Posts Tagged ‘SF/F’

More on Genre E-Zines

Wednesday, February 13th, 2008

Spurred by Simon Owens’s blog post that I blogged about yesterday, several other people have chimed in on the viability of the genre e-zine, including John Kilma, Publisher and Editor of Electric Velocipede.

I usually find his posts very insightful, and I agree with pretty much everything he says here. I had the exact same reaction to ESPN.com when they started charging–I went elsewhere. I also think that e-zines have the potential to hook casual fans reading online in free moments at work, but that type of reader likewise would not pay for content.

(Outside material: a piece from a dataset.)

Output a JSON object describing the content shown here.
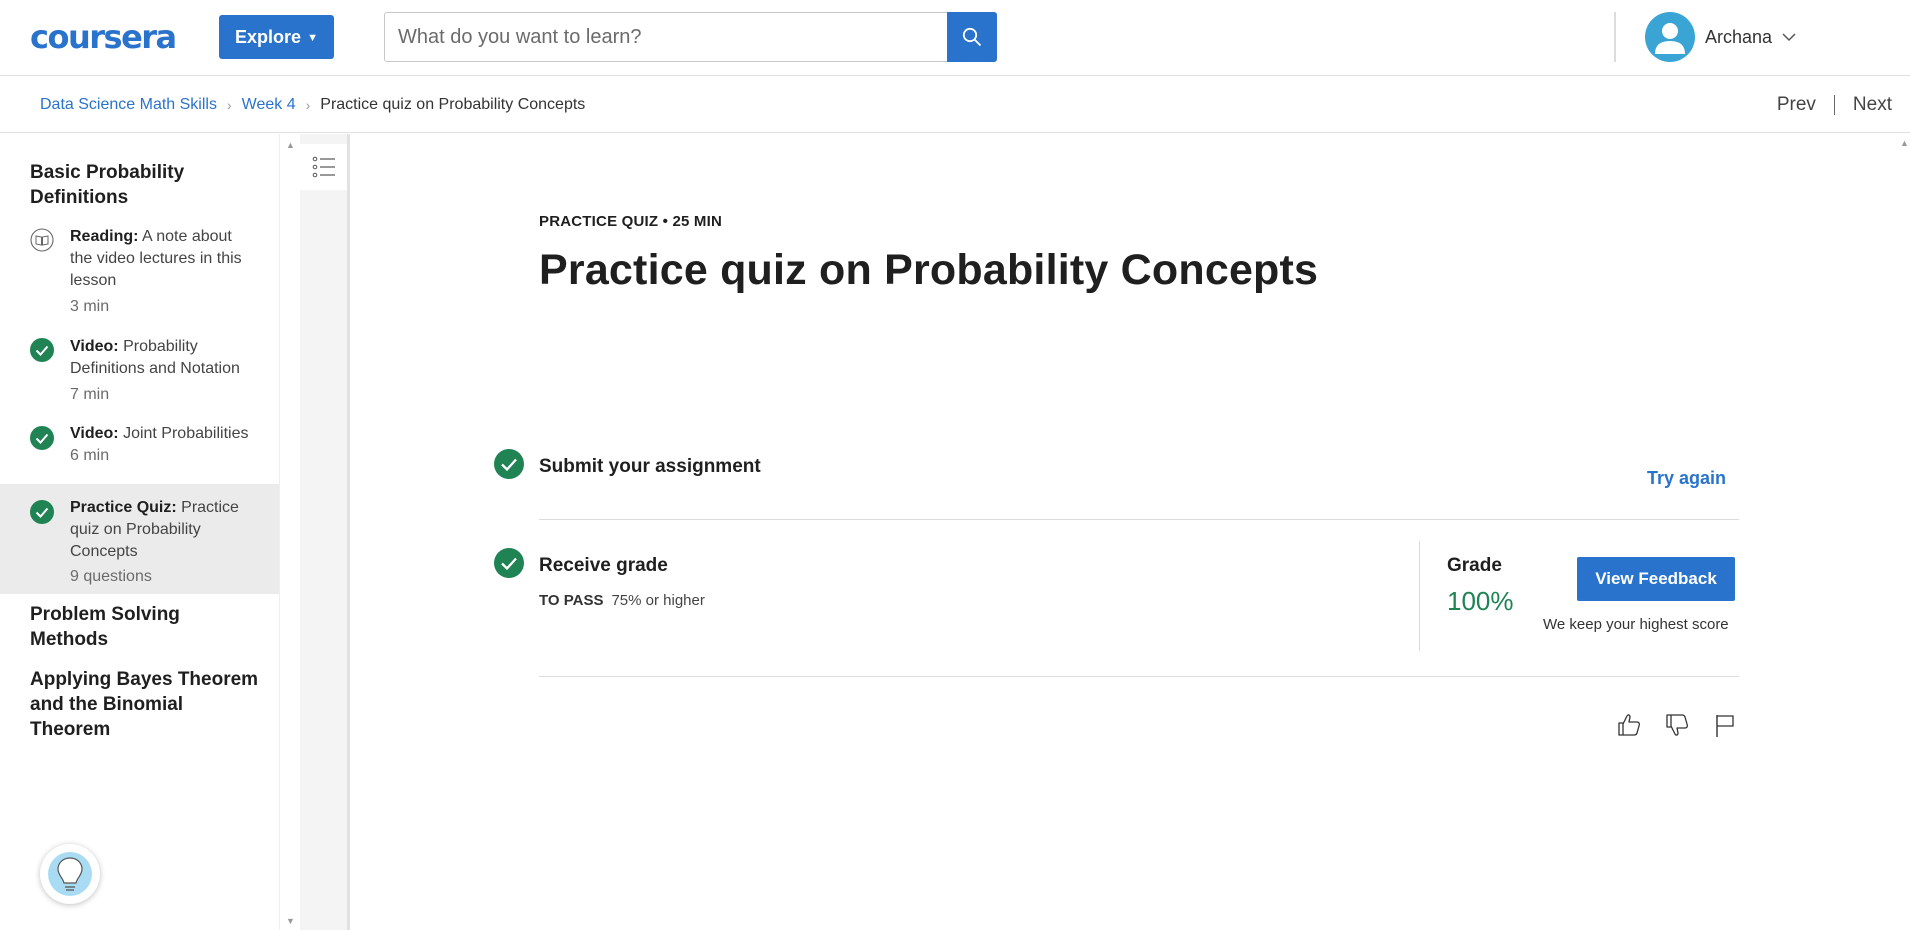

My friend Erin, who has great ideas about building online community, thinks that e-zines could snag funding from the ad budgets of big companies like game publishers. I think such arrangements are more luck (Sci Fiction) rather than repeatable strategies, because those companies are going to expect a return on their investment and the e-zine audience doesn’t overlap enough with their customer base to provide it. I think the only way to make a genre e-zine work right now is the Strange Horizons model–set it up as a non-profit company and depend on the kindness of donations.

General Thoughts on E-Zines

Monday, February 11th, 2008

I’ve been thinking a lot the past six months about web-based genre fiction magazines. It’s one of those never-ending online or blog-post discussions, perhaps because every short fiction writer or editor seems to have an opinion about the viability of the medium or the best format to exploit it, or perhaps because writers just enjoy talking!

Regardless, I saw a blog post today by writer Simon Owens that sums up many of the questions raised in this overall never-ending discussion. Owens also adds some neat behind-the-scenes details about several well-known e-zines, taken from his interviews with their editors.

Any general thoughts on e-zines must also include my writer friend Erin Hoffman’s excellent suggestions on e-zine format. Erin has worked for a long time in the computer gaming industry, and she has a novel vision for e-zine format based on many of the techniques that make gaming sites so popular.

All fascinating food for thought….

Apex

Sunday, January 27th, 2008

My pal in writing and often also drinking, Justin Howe, has a prose poem now online in the current issue of Abyss and Apex. He has a unique blend of the fantastic and the bizarre, always worth checking out.

Mighty Fine

Friday, January 25th, 2008

In working my way through Weird Tales #347, the issue containing my story “Excision,” I recently read Clayton Kroh‘s story “The Yankee at the Sitting-Up.”

Growing up in the South myself, with family roots in the upper and Deep South going back 350 years, I’ve always had a shine for Southern literature and culture. The region and its history are so checkered, good mixed with some very bad, and the juxtaposition of such elements has always fascinated me. I read tons of Faulkner and Penn Warren in high school and college, and I’ve tried to keep up with modern Southern lit like Bobbie Ann Mason and Daniel Wallace. As a fantasy writer, the Southern gothic has always intrigued me, but I haven’t yet found a way to make it work within what I do.

Clayton sure made it work in his short piece. The speculative element was slight, which isn’t a problem for me, but the characterization and the setting just dripped from his word-choice and descriptions. It might’ve helped that I knew all those things he was talking about, so the story leapt right off the page for me.

Clayton, according to his Weird Tales bio, got his degree at ODU, just down the road from where I went to school. He’s an Odyssey grad like me, but I haven’t yet had the chance to meet him. Hopefully I will soon.